The full name of BOT is Universal Serial Bus Mass Storage class bulk-only Transport(BOT), which is the primary protocol for USB mass data Storage.
The BOT protocol is used for large-capacity data transfer between a host and a USB device. For USB hosts, USB devices are external hard drives.
The Application of the BOT Protocol
Devices connected to the computer through the BOT protocol include:
- External magnetic hard disk
- External optical drives, including CD and DVD reader drives
- The portable flash memory device
- Solid state drives
- Adapter between a standard flash card and a USB connection
- The digital camera
- Digital audio and portable media player
- Card reader
- Handheld computers
- Mobile phone
- Devices that support this standard are called MSC (Mass Storage Class) devices. MSC is the original abbreviation, UMS (Universal Mass Storage) also began to be commonly used.
The version of the BOT Protocol
- The current version of the BOT protocol is V1.0
- The BOT protocol was released in 1999.
Composition of the BOT Protocol
The USB organization defined the mass storage class specification in version 1.1 of the Universal Serial Bus Mass Storage Class Spacing. The specification contains four separate subclasses, ie:
- USB Mass Storage Class Control/Bulk/Interrupt (CBI) Transport
- USB Mass Storage Class Bulk-Only Transport
- USB Mass Storage Class ATA Command Block
- USB Mass Storage Class UFI Command Specification
The first two sub-specs define how data/commands/states are transferred over USB. The bulk-only transport specification uses bulk-only endpoints for data/command/state transfers, while the CBI transport specification uses control/bulk/interrupt endpoints for data/command/state transfers.
The last two sub-specs define commands for manipulating storage media. The ATA command specification is for hard drives and the UFI command specification is for USB portable storage.
BOT Protocol support
- Microsoft Windows is supported from Windows 2000 onwards.
- Apple Computer’s Mac OS 9 and macOS support.
- The Linux kernel has been supported since the 2.4 series (2001).

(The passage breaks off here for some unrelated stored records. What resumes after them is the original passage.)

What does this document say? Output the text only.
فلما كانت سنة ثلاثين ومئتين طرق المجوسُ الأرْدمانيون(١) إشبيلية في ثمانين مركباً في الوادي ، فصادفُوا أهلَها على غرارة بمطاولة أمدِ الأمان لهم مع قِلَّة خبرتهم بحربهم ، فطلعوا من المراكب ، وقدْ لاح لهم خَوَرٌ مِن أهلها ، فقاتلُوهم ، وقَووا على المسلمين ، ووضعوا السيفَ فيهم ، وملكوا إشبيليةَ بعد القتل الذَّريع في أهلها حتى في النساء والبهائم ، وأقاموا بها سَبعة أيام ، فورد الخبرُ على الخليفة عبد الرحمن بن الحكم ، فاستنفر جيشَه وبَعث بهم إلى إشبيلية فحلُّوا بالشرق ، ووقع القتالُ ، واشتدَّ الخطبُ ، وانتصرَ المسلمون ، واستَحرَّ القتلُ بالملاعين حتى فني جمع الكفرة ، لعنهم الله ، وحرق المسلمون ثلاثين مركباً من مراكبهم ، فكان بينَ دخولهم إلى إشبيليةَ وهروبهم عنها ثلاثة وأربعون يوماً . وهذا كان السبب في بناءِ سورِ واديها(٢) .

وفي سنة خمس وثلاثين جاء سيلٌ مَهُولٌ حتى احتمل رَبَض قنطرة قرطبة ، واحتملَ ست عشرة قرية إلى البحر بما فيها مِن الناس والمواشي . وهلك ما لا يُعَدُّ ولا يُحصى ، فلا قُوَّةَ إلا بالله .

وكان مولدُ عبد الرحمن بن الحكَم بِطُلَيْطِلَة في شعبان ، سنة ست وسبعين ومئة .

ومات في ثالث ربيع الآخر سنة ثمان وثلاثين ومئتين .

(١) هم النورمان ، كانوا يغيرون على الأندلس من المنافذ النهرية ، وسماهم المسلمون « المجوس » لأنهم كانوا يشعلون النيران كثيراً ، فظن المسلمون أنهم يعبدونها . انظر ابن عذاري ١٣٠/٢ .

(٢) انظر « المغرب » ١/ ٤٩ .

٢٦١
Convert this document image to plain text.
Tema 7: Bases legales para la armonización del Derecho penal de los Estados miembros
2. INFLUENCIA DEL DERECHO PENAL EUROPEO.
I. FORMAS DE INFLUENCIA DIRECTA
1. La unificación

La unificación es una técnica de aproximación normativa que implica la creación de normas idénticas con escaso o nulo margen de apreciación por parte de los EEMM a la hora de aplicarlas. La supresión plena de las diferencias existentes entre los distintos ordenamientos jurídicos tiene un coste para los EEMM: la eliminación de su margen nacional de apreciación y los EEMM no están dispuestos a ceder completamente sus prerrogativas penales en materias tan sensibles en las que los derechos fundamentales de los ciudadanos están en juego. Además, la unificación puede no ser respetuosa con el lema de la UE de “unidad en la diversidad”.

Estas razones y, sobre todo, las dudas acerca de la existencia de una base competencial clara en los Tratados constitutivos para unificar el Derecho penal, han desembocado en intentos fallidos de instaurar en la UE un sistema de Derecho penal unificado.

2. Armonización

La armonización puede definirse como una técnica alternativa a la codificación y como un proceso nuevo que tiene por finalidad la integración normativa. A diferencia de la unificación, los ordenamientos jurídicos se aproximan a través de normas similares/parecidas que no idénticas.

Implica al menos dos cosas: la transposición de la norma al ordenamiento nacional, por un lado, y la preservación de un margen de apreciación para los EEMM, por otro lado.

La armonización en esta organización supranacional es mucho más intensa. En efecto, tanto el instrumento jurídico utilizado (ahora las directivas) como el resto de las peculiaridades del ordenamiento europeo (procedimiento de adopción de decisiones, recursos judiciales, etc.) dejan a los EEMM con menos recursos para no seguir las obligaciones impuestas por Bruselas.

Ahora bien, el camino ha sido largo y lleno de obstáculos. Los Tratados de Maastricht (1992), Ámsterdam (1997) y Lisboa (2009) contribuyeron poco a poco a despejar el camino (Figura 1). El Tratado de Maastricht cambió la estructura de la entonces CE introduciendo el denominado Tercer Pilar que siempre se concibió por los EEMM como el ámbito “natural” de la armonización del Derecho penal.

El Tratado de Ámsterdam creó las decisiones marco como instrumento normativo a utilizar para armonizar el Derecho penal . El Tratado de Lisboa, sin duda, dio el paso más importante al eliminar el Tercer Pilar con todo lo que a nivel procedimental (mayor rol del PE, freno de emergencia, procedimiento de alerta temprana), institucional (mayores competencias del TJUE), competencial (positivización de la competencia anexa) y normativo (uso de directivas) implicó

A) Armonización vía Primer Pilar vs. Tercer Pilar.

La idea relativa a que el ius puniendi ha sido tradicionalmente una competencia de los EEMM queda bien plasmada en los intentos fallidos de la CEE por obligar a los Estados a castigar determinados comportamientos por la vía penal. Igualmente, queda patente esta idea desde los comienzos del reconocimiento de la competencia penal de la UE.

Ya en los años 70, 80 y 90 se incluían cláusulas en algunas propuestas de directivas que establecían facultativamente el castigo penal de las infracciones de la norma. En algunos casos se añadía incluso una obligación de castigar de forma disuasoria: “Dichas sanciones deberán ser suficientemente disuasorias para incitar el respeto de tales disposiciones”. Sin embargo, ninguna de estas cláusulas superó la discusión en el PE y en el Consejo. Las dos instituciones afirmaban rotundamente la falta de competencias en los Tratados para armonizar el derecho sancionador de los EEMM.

- MS-DOS and most compatible operating systems do not support USB. Familiar third-party drivers such as Duse, USB ASPI, and DOS USB can be used to support USB mass storage devices. FreeDOS supports USB mass storage as Advanced SCSI Programming Interface (ASPI)

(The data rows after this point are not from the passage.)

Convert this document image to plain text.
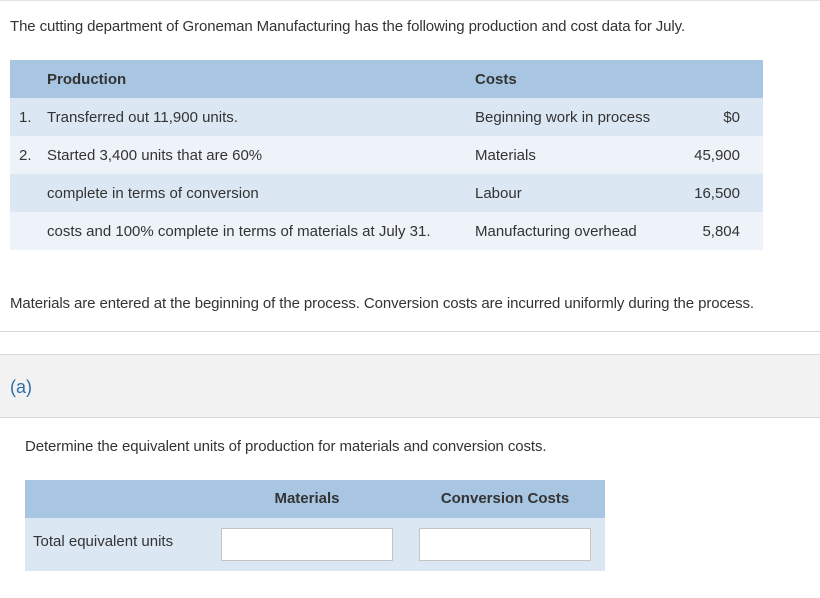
The cutting department of Groneman Manufacturing has the following production and cost data for July.
	Production	Costs	
1.	Transferred out 11,900 units.	Beginning work in process	$0
2.	Started 3,400 units that are 60%	Materials	45,900
	complete in terms of conversion	Labour	16,500
	costs and 100% complete in terms of materials at July 31.	Manufacturing overhead	5,804
Materials are entered at the beginning of the process. Conversion costs are incurred uniformly during the process.
(a)
Determine the equivalent units of production for materials and conversion costs.
Materials	Conversion Costs
Total equivalent units
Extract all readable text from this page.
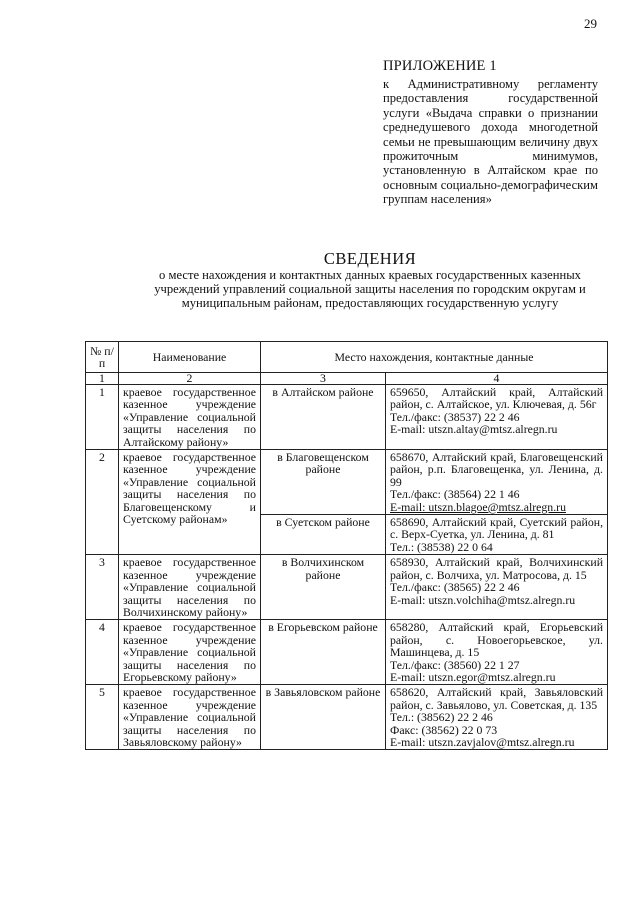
29
ПРИЛОЖЕНИЕ 1
к Административному регламенту предоставления государственной услуги «Выдача справки о признании среднедушевого дохода многодетной семьи не превышающим величину двух прожиточным минимумов, установленную в Алтайском крае по основным социально-демографическим группам населения»
СВЕДЕНИЯ
о месте нахождения и контактных данных краевых государственных казенных учреждений управлений социальной защиты населения по городским округам и муниципальным районам, предоставляющих государственную услугу
№ п/п	Наименование	Место нахождения, контактные данные	
1	2	3	4
1	краевое государственное казенное учреждение «Управление социальной защиты населения по Алтайскому району»	в Алтайском районе	659650, Алтайский край, Алтайский район, с. Алтайское, ул. Ключевая, д. 56г
Тел./факс: (38537) 22 2 46
E-mail: utszn.altay@mtsz.alregn.ru

2	краевое государственное казенное учреждение «Управление социальной защиты населения по Благовещенскому и Суетскому районам»	в Благовещенском районе	658670, Алтайский край, Благовещенский район, р.п. Благовещенка, ул. Ленина, д. 99
Тел./факс: (38564) 22 1 46
E-mail: utszn.blagoe@mtsz.alregn.ru

		в Суетском районе	658690, Алтайский край, Суетский район, с. Верх-Суетка, ул. Ленина, д. 81
Тел.: (38538) 22 0 64

3	краевое государственное казенное учреждение «Управление социальной защиты населения по Волчихинскому району»	в Волчихинском районе	658930, Алтайский край, Волчихинский район, с. Волчиха, ул. Матросова, д. 15
Тел./факс: (38565) 22 2 46
E-mail: utszn.volchiha@mtsz.alregn.ru

4	краевое государственное казенное учреждение «Управление социальной защиты населения по Егорьевскому району»	в Егорьевском районе	658280, Алтайский край, Егорьевский район, с. Новоегорьевское, ул. Машинцева, д. 15
Тел./факс: (38560) 22 1 27
E-mail: utszn.egor@mtsz.alregn.ru

5	краевое государственное казенное учреждение «Управление социальной защиты населения по Завьяловскому району»	в Завьяловском районе	658620, Алтайский край, Завьяловский район, с. Завьялово, ул. Советская, д. 135
Тел.: (38562) 22 2 46
Факс: (38562) 22 0 73
E-mail: utszn.zavjalov@mtsz.alregn.ru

The Significance of the BOT Protocol
The USB mass storage specification interfaces with many industry-standard command sets, allowing devices to expose their subclasses. In fact, there is little support for specifying a set of commands through their subclasses; Most drivers only support transparent SCSI command sets and identify their subset of SCSI command sets with their SCSI peripheral type (PDT). The subclass code defines the following command set:
- Reduced Block Command (RBC)
- SFF -8020i, MMC -2 (for ATAPI style CD and DVD drives)
- QIC -157 (tape drive)
- Unified Floppy Interface (UFI)
- SFF-8070i (used by ARMD-style devices)
- SCSI transparent command set (use “query” to get PDT)
The specification does not require device-specific file system conformance. Based on a specific set of commands and arbitrary subsets, it provides a method for reading and writing data sectors (similar to the low-level interface used to access hard drives). Operating systems can treat USB mass storage devices as hard drives; Users can partition them in any format (e.g. MBR and GPT) and format them with any file system.

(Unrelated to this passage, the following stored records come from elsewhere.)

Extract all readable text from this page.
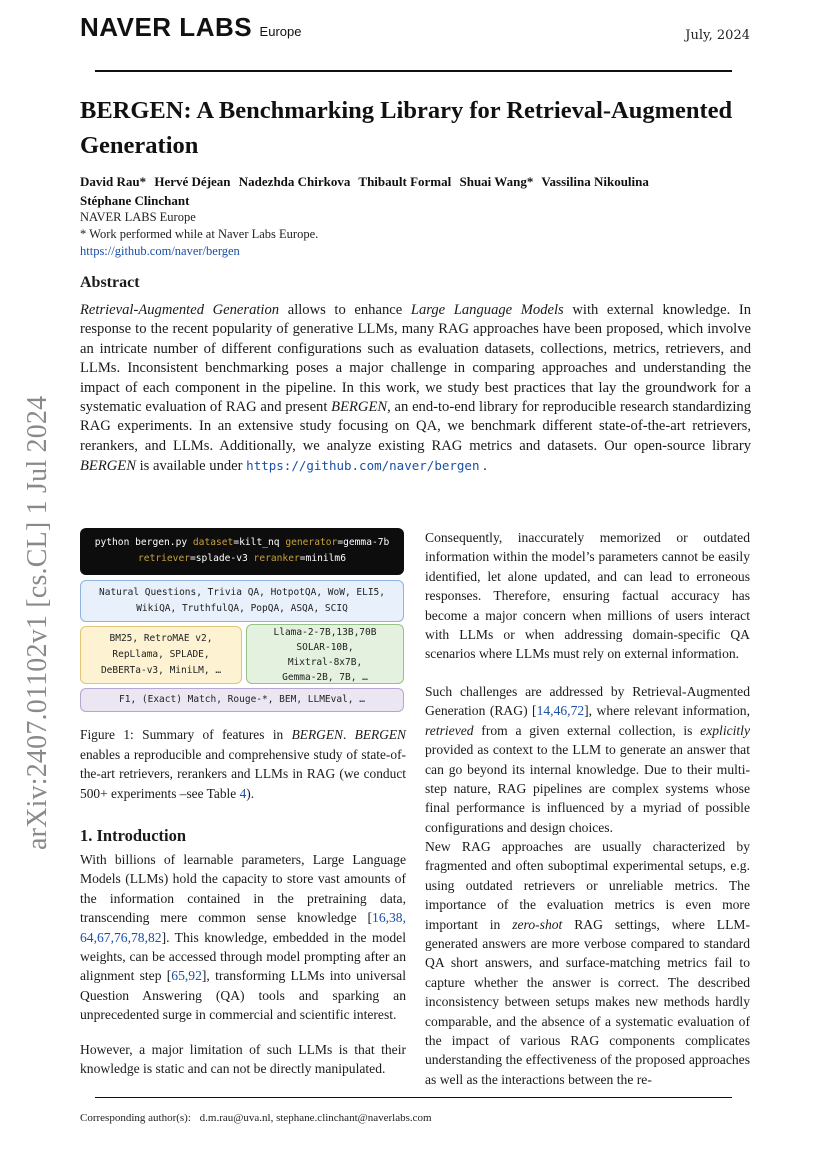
NAVER LABS Europe	July, 2024
arXiv:2407.01102v1 [cs.CL] 1 Jul 2024
BERGEN: A Benchmarking Library for Retrieval-Augmented Generation
David Rau* Hervé Déjean Nadezhda Chirkova Thibault Formal Shuai Wang* Vassilina Nikoulina
Stéphane Clinchant
NAVER LABS Europe
* Work performed while at Naver Labs Europe.
https://github.com/naver/bergen
Abstract

Retrieval-Augmented Generation allows to enhance Large Language Models with external knowledge. In response to the recent popularity of generative LLMs, many RAG approaches have been proposed, which involve an intricate number of different configurations such as evaluation datasets, collections, metrics, retrievers, and LLMs. Inconsistent benchmarking poses a major challenge in comparing approaches and understanding the impact of each component in the pipeline. In this work, we study best practices that lay the groundwork for a systematic evaluation of RAG and present BERGEN, an end-to-end library for reproducible research standardizing RAG experiments. In an extensive study focusing on QA, we benchmark different state-of-the-art retrievers, rerankers, and LLMs. Additionally, we analyze existing RAG metrics and datasets. Our open-source library BERGEN is available under https://github.com/naver/bergen .

python bergen.py dataset=kilt_nq generator=gemma-7b
retriever=splade-v3 reranker=minilm6
Natural Questions, Trivia QA, HotpotQA, WoW, ELI5,
WikiQA, TruthfulQA, PopQA, ASQA, SCIQ
BM25, RetroMAE v2,
RepLlama, SPLADE,
DeBERTa-v3, MiniLM, …
Llama-2-7B,13B,70B
SOLAR-10B,
Mixtral-8x7B,
Gemma-2B, 7B, …
F1, (Exact) Match, Rouge-*, BEM, LLMEval, …

Figure 1: Summary of features in BERGEN. BERGEN enables a reproducible and comprehensive study of state-of-the-art retrievers, rerankers and LLMs in RAG (we conduct 500+ experiments –see Table 4).

1. Introduction

With billions of learnable parameters, Large Language Models (LLMs) hold the capacity to store vast amounts of the information contained in the pretraining data, transcending mere common sense knowledge [16,38, 64,67,76,78,82]. This knowledge, embedded in the model weights, can be accessed through model prompting after an alignment step [65,92], transforming LLMs into universal Question Answering (QA) tools and sparking an unprecedented surge in commercial and scientific interest.

However, a major limitation of such LLMs is that their knowledge is static and can not be directly manipulated.

Consequently, inaccurately memorized or outdated information within the model’s parameters cannot be easily identified, let alone updated, and can lead to erroneous responses. Therefore, ensuring factual accuracy has become a major concern when millions of users interact with LLMs or when addressing domain-specific QA scenarios where LLMs must rely on external information.

Such challenges are addressed by Retrieval-Augmented Generation (RAG) [14,46,72], where relevant information, retrieved from a given external collection, is explicitly provided as context to the LLM to generate an answer that can go beyond its internal knowledge. Due to their multi-step nature, RAG pipelines are complex systems whose final performance is influenced by a myriad of possible configurations and design choices.

New RAG approaches are usually characterized by fragmented and often suboptimal experimental setups, e.g. using outdated retrievers or unreliable metrics. The importance of the evaluation metrics is even more important in zero-shot RAG settings, where LLM-generated answers are more verbose compared to standard QA short answers, and surface-matching metrics fail to capture whether the answer is correct. The described inconsistency between setups makes new methods hardly comparable, and the absence of a systematic evaluation of the impact of various RAG components complicates understanding the effectiveness of the proposed approaches as well as the interactions between the re-

Corresponding author(s): d.m.rau@uva.nl, stephane.clinchant@naverlabs.com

Due to its relative simplicity, the Microsoft (FAT or FAT32 file system with optional filename support is the most common file system on embedded devices such as USB flash drives, cameras, or digital audio players. . large long files, USB-based hard drives can be formatted with NTFS, which (other than Windows) is less supported. However, the hard drive or other devices may be attached to a different file system, ‘HFS plus Apple Macintosh formatted, Solaris or BSD on Linux or UNIX file systems on Ext2’. This option can restrict (or prevent) access to device content by devices running different operating systems. OS-dependent storage options include LVM, partition tables, and software encryption.